One of Georgia’s more widely applicable non-mandatory deviations, especially in divorce matters, is the Alimony deviation. This deviation, which is found on Schedule E, line 7 of Georgia’s Child Support Worksheet is applicable under the following circumstances:
“Actual payments of alimony shall not be considered as a deduction from gross income but may be considered as a deviation from the presumptive amount of child support. If the court or the jury considers the actual payment of alimony, the court shall make a written finding of such consideration or the jury, in its special interrogatory, shall make a written finding of such consideration as a basis for deviation from the presumptive amount of child support.“
O.C.G.A. § 19-6-15(i)(2)(G).
What the above quoted statute means practically is if either parent is obligated to pay alimony, the payment of alimony does not reduce that parent’s gross income for the purposes of calculating child support, but the payment of alimony may be considered as a deviation from the presumptive child support amount. Essentially, in the case of a non-custodial parent, his or her child support obligation may be reduced by virtue of also paying alimony, but the reduction will come in the form of a child support deviation, not a direct reduction in the gross income amount that parent should include on the worksheet.

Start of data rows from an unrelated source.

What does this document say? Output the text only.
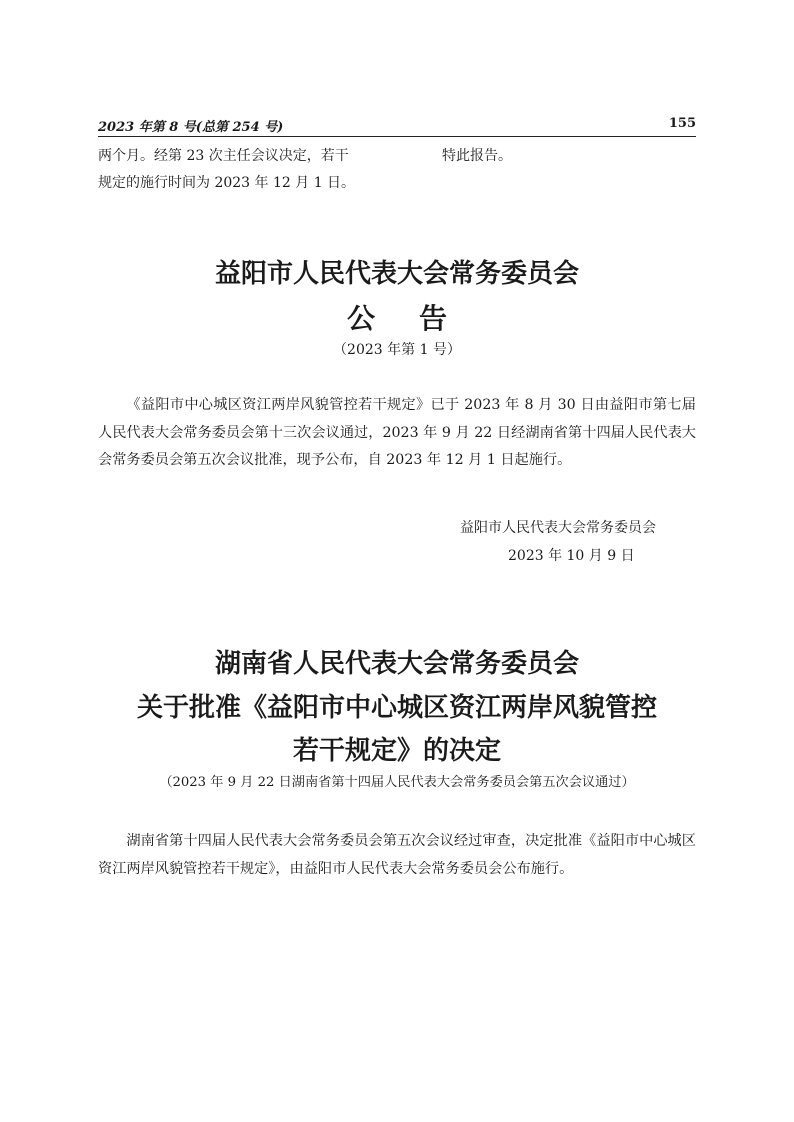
2023 年第 8 号(总第 254 号)	155
两个月。经第 23 次主任会议决定，若干	特此报告。
规定的施行时间为 2023 年 12 月 1 日。
益阳市人民代表大会常务委员会
公告
（2023 年第 1 号）
《益阳市中心城区资江两岸风貌管控若干规定》已于 2023 年 8 月 30 日由益阳市第七届人民代表大会常务委员会第十三次会议通过，2023 年 9 月 22 日经湖南省第十四届人民代表大会常务委员会第五次会议批准，现予公布，自 2023 年 12 月 1 日起施行。
益阳市人民代表大会常务委员会
2023 年 10 月 9 日
湖南省人民代表大会常务委员会
关于批准《益阳市中心城区资江两岸风貌管控
若干规定》的决定
（2023 年 9 月 22 日湖南省第十四届人民代表大会常务委员会第五次会议通过）
湖南省第十四届人民代表大会常务委员会第五次会议经过审查，决定批准《益阳市中心城区资江两岸风貌管控若干规定》，由益阳市人民代表大会常务委员会公布施行。
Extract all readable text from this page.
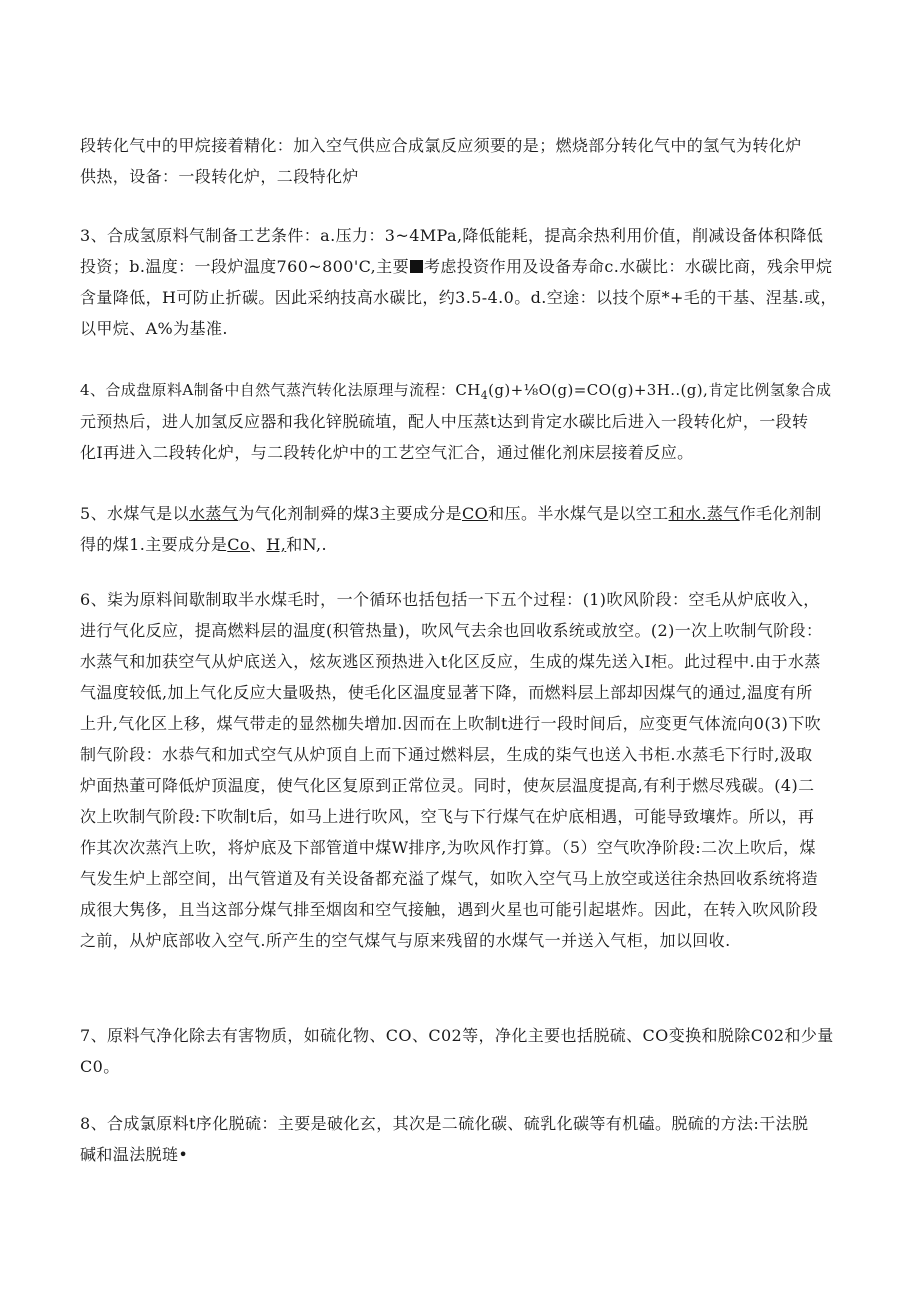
段转化气中的甲烷接着精化：加入空气供应合成氯反应须要的是；燃烧部分转化气中的氢气为转化炉

供热，设备：一段转化炉，二段特化炉

3、合成氢原料气制备工艺条件：a.压力：3~4MPa,降低能耗，提高余热利用价值，削减设备体积降低

投资；b.温度：一段炉温度760~800'C,主要 考虑投资作用及设备寿命c.水碳比：水碳比商，残余甲烷

含量降低，H可防止折碳。因此采纳技高水碳比，约3.5-4.0。d.空途：以技个原*+毛的干基、涅基.或，

以甲烷、A%为基准.

4、合成盘原料A制备中自然气蒸汽转化法原理与流程：$CH_4(g)+\frac{1}{8}O(g)=CO(g)+3H..(g)$,肯定比例氢象合成

元预热后，进人加氢反应器和我化锌脱硫埴，配人中压蒸t达到肯定水碳比后进入一段转化炉，一段转

化I再进入二段转化炉，与二段转化炉中的工艺空气汇合，通过催化剂床层接着反应。

5、水煤气是以水蒸气为气化剂制舜的煤3主要成分是CO和压。半水煤气是以空工和水.蒸气作毛化剂制

得的煤1.主要成分是Co、H,和N,.

6、柒为原料间歇制取半水煤毛时，一个循环也括包括一下五个过程：(1)吹风阶段：空毛从炉底收入，

进行气化反应，提高燃料层的温度(积管热量)，吹风气去余也回收系统或放空。(2)一次上吹制气阶段：

水蒸气和加获空气从炉底送入，炫灰逃区预热进入t化区反应，生成的煤先送入I柜。此过程中.由于水蒸

气温度较低,加上气化反应大量吸热，使毛化区温度显著下降，而燃料层上部却因煤气的通过,温度有所

上升,气化区上移，煤气带走的显然枷失增加.因而在上吹制t进行一段时间后，应变更气体流向0(3)下吹

制气阶段：水恭气和加式空气从炉顶自上而下通过燃料层，生成的柒气也送入书柜.水蒸毛下行时,汲取

炉面热董可降低炉顶温度，使气化区复原到正常位灵。同时，使灰层温度提高,有利于燃尽残碳。(4)二

次上吹制气阶段:下吹制t后，如马上进行吹风，空飞与下行煤气在炉底相遇，可能导致壤炸。所以，再

作其次次蒸汽上吹，将炉底及下部管道中煤W排序,为吹风作打算。（5）空气吹净阶段:二次上吹后，煤

气发生炉上部空间，出气管道及有关设备都充溢了煤气，如吹入空气马上放空或送往余热回收系统将造

成很大隽侈，且当这部分煤气排至烟囱和空气接触，遇到火星也可能引起堪炸。因此，在转入吹风阶段

之前，从炉底部收入空气.所产生的空气煤气与原来残留的水煤气一并送入气柜，加以回收.

7、原料气净化除去有害物质，如硫化物、CO、C02等，净化主要也括脱硫、CO变换和脱除C02和少量

C0。

8、合成氯原料t序化脱硫：主要是破化玄，其次是二硫化碳、硫乳化碳等有机磕。脱硫的方法:干法脱

碱和温法脱琏•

As is exemplified in the child support worksheet except below, to take advantage of the Alimony deviation, the parent obligated to pay alimony should insert the requested deviation amount in the applicable field. If a downward deviation is sought, this amount should be entered as a negative number. If an upward deviation is sought, this amount should be entered as a positive number. Using the graphic below as an example:
Mother is the non-custodial parent who is also obligated to pay alimony to Father. The presumptive child support amount based on both parent’s incomes is $1227 per month, and the alimony awarded to Father is $500 per month. Mother requests a downward deviation in the amount of $500. If approved by the presiding court, this deviation would result in a final child support amount of $726 per month.
As with all of the other allowable non-mandatory deviations in Georgia, it is important to note that the Alimony deviation is discretionary. This means that the presiding court may adjust the amount of the requested deviation or refuse to allow the deviation altogether if the court finds that the requested deviation would not serve the best interest of the child or children involved in the action. If the court wishes to adjust the deviation amount, the adjusted amount will be placed in the columns labeled “Court or Jury Allowable Devotions.”